W niedzielę Polacy przegrali z Hiszpanią 22:33 na zakończenie turnieju kwalifikacyjnego w Alicante, a do awansu potrzebowali remisu. Nie potrafili nawiązać równorzędnej walki z gospodarzami imprezy i zamiast nich w Londynie wystąpią Serbowie.

Reklama

Teraz musi minąć kilka dni, aby wyciągnąć z tego odpowiednie wnioski. Mam swoich najbliższych, a tej pracy poświęciłem bardzo dużo czasu. Jednak nie po to kiedyś zaczynałem pracę z tą kadrą od zera, żeby teraz z niej rezygnować. Ktoś kto mówi, że sam odejdę w ogóle mnie nie zna. Mam jeszcze energię i pomysły na prowadzenie tej reprezentacji - powiedział Wenta.

Po niedzielnym meczu do szatni polskiego zespołu przyszedł prezes PKOl i jednocześnie Polskiego Związku Piłki Ręcznej Andrzej Kraśnicki.

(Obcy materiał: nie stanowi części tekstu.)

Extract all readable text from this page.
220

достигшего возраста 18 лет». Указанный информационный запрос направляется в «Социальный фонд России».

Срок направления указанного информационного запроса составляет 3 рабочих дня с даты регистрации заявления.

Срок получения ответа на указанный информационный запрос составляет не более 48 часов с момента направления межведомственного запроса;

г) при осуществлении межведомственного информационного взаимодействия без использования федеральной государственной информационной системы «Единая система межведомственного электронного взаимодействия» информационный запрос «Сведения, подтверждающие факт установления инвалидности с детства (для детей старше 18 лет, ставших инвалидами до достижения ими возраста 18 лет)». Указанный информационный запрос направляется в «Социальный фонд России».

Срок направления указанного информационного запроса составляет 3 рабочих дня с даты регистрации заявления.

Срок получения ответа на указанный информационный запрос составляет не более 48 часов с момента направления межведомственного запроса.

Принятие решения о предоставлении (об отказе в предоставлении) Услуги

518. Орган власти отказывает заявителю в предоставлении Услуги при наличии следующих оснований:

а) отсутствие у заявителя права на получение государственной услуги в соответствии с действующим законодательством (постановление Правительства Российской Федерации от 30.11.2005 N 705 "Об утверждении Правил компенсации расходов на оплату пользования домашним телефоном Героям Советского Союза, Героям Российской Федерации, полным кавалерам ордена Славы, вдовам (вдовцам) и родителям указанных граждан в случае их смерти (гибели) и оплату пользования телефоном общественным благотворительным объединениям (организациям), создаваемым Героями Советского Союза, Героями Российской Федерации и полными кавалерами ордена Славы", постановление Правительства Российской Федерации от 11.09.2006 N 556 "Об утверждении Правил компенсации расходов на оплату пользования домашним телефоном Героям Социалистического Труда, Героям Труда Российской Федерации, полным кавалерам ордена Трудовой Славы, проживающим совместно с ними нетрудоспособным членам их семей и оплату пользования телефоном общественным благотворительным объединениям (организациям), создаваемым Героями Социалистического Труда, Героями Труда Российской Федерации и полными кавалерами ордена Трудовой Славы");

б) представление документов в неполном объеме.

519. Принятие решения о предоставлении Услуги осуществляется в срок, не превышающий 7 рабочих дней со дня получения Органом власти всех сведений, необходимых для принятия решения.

Póki co nie rozmawialiśmy o przyszłości. Prezes podziękował nam tylko za walkę i zapowiedział zmiany w ogólnym tego słowa znaczeniu - przyznał szkoleniowiec kadry.

W związku z niepowodzeniem w Alicante pojawiły się opinie o zbyt dużej presji na zawodnikach. To właśnie ona miała się przyczynić m.in. do niedzielnej porażki.

Wspólnie przeszliśmy bardzo daleką drogę. Kiedyś przed wylotem na jakiś turniej, na lotnisku nie było dziennikarzy, a zawodnicy byli ubrani w swoje prywatne stroje. Teraz jednak ci gracze są praktycznie osobami publicznymi. Z tym wiąże się rozpoznawalność, ale też odpowiedzialność. Jednak zawsze im powtarzałem, że gra w kadrze pociąga za sobą również obowiązki - mówił Wenta.

Do zajęcia trzeciego miejsca na turnieju w Alicante przyczyniła się też sobotnia porażka z Serbami. Na niewiele ponad minutę przed końcem Polacy prowadzili różnicą trzech bramek, aby ostatecznie zremisować.